Kleinkunst: Zeven witte zwanen
Zeven witte zwanen
(Tekst: Bert broes, Muziek: Miel Cools)
Er dreven zeven witte zwanen
op een meer zo helder als 't paradijs.
Op een dag schrokken ze op
't was een meer van tranen
en de zeven zwanen togen op reis.
Op reis om de bron van 't verdriet te vinden
nog nooit hadden zij iets zo bitters gesmaakt
ze wiekten door regen en winterwinden
in hen was de trekvogel weer ontwaakt.
Elke zwaan trok langs een van de zeven stromen
die straalden om 't meer in een zilveren ster
hun vleugelslag werd elke dag wat lomer
de wind was koud en de tocht was ver.
Maar eens werden de zeven stromen beken
en eens werden de zeven beken bron.
Zo daalde elke zwaan, na dagen en weken
op een plek waar 't verdriet van de wereld begon.

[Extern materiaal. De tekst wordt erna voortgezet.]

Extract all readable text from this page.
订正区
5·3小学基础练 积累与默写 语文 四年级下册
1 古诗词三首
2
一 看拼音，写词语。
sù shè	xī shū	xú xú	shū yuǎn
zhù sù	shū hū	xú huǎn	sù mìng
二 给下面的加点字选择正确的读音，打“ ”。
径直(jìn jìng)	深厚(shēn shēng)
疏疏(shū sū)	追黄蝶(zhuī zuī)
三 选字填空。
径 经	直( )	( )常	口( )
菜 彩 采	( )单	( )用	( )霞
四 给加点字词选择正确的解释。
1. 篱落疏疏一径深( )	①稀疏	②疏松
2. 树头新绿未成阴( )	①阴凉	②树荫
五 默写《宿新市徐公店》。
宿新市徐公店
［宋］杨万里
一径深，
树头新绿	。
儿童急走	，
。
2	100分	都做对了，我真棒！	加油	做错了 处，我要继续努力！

Er weenden zeven moeders over 'd aarde
heel ver weende Eva om de eerste moord
een weende om 't geld dat haar Judas aanvaardde
en een om haar zoon die aan het kruis werd doorboord.
Aan het front viel een man, een moeder schreide
op een plein klonk een salvo, een moeder riep
een weende om herinnering aan betere tijden
en een om haar kind dat verloren liep.
Toen zijn de zeven witte zwanen
teruggekeerd, het hart vol pijn
naar hun zilveren meer van mensentranen
om er met hun zorg alleen te zijn.
En toen de mensen de zwanen zagen
toen grepen ze wapens en schoten ze neer
en niemand begreep iets de volgende dagen
van het dreigende wassen van het meer.